[TOKYO] Japan's government will spend 14 billion yen (S$159 million) on anti-terrorism measures, in the wake of the Paris attacks and other recent incidents, as part of a 3.3 trillion yen extra stimulus budget planned for this fiscal year, government sources told Reuters.
The anti-terrorism steps include information gathering abroad, beefing up security around government offices, foreign embassies in Tokyo and other areas as Japan prepares to host the Group of Seven summit in May next year, according to the officials, who requested anonymity as the plan has not been finalised.
The extra spending will pay for an information gathering unit focused on international terrorism that is being established this month, and for new staff being assigned to diplomatic missions in the Middle East, as well as bullet-proof cars to guard foreign embassies in Tokyo, the sources said.

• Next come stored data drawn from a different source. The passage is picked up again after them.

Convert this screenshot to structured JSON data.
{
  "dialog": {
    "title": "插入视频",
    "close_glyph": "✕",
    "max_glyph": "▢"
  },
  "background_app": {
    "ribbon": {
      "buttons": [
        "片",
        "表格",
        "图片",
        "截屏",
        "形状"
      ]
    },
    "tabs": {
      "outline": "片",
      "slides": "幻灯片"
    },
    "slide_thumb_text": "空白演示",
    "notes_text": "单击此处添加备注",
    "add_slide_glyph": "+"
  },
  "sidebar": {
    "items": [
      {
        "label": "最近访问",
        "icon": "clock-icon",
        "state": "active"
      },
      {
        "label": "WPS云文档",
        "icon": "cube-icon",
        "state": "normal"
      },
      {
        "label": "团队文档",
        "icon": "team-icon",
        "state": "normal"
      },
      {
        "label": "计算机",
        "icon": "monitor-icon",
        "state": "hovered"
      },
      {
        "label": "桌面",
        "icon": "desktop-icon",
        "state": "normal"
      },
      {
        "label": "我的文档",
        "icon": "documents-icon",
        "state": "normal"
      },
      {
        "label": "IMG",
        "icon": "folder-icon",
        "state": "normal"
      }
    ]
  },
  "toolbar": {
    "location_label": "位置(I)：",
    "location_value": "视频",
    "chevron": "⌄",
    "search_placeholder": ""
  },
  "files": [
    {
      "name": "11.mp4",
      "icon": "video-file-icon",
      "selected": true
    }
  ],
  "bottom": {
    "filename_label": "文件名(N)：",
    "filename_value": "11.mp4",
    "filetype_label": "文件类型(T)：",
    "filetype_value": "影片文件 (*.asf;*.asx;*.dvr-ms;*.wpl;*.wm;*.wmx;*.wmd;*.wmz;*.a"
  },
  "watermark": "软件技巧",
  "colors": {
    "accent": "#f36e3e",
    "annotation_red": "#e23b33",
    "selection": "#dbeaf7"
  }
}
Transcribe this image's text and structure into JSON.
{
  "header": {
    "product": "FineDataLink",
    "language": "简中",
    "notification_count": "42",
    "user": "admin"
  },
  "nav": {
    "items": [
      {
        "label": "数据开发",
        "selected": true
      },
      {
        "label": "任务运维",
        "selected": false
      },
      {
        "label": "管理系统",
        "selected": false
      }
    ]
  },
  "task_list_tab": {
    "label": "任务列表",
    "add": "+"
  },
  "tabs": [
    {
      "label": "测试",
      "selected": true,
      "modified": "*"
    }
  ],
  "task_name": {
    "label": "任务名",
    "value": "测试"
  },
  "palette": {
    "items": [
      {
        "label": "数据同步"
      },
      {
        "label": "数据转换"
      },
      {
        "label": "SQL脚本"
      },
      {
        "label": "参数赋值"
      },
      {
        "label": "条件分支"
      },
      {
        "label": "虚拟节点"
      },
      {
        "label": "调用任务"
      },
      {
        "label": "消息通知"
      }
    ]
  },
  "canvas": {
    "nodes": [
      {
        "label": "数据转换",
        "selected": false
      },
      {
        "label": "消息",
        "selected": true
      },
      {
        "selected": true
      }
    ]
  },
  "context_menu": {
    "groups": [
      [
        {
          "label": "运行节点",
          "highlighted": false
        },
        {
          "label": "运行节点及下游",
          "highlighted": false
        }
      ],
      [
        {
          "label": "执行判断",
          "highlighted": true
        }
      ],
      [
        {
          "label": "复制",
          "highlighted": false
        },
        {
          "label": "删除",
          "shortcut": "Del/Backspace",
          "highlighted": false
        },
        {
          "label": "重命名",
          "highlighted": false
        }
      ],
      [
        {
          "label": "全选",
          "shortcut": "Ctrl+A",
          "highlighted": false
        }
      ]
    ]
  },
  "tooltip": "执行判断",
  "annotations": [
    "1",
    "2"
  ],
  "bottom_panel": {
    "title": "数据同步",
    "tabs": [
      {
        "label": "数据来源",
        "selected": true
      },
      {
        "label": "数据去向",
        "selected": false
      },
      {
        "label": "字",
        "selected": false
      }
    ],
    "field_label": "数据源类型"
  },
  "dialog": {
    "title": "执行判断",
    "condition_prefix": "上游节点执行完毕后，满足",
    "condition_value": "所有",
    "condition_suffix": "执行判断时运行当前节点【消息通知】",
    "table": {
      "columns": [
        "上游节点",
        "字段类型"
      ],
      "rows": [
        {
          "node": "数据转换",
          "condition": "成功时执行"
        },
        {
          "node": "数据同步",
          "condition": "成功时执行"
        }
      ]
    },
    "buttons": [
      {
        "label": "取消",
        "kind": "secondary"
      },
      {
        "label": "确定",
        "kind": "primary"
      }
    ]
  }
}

Of the 3.3 trillion yen extra stimulus budget, the government will spend 1.2 trillion yen on steps to support low-income households in a bid to spur consumption; 0.3 trillion yen to help farmers cope with the Trans-Pacific Partnership (TPP) free trade deal.
The government will tap higher-than-expected tax revenue for the current fiscal year, ending in March 2016, and budget reserves left over from the previous year to fund the stimulus spending, while trimming its plans to issue new bonds by 450 billion yen this fiscal year.
The government hopes the stimulus spending will help boost an economy that has slipped into recession, while achieving its aim of halving Japan's primary budget deficit in the current fiscal year as part of a plan to fix the country's dire public finances.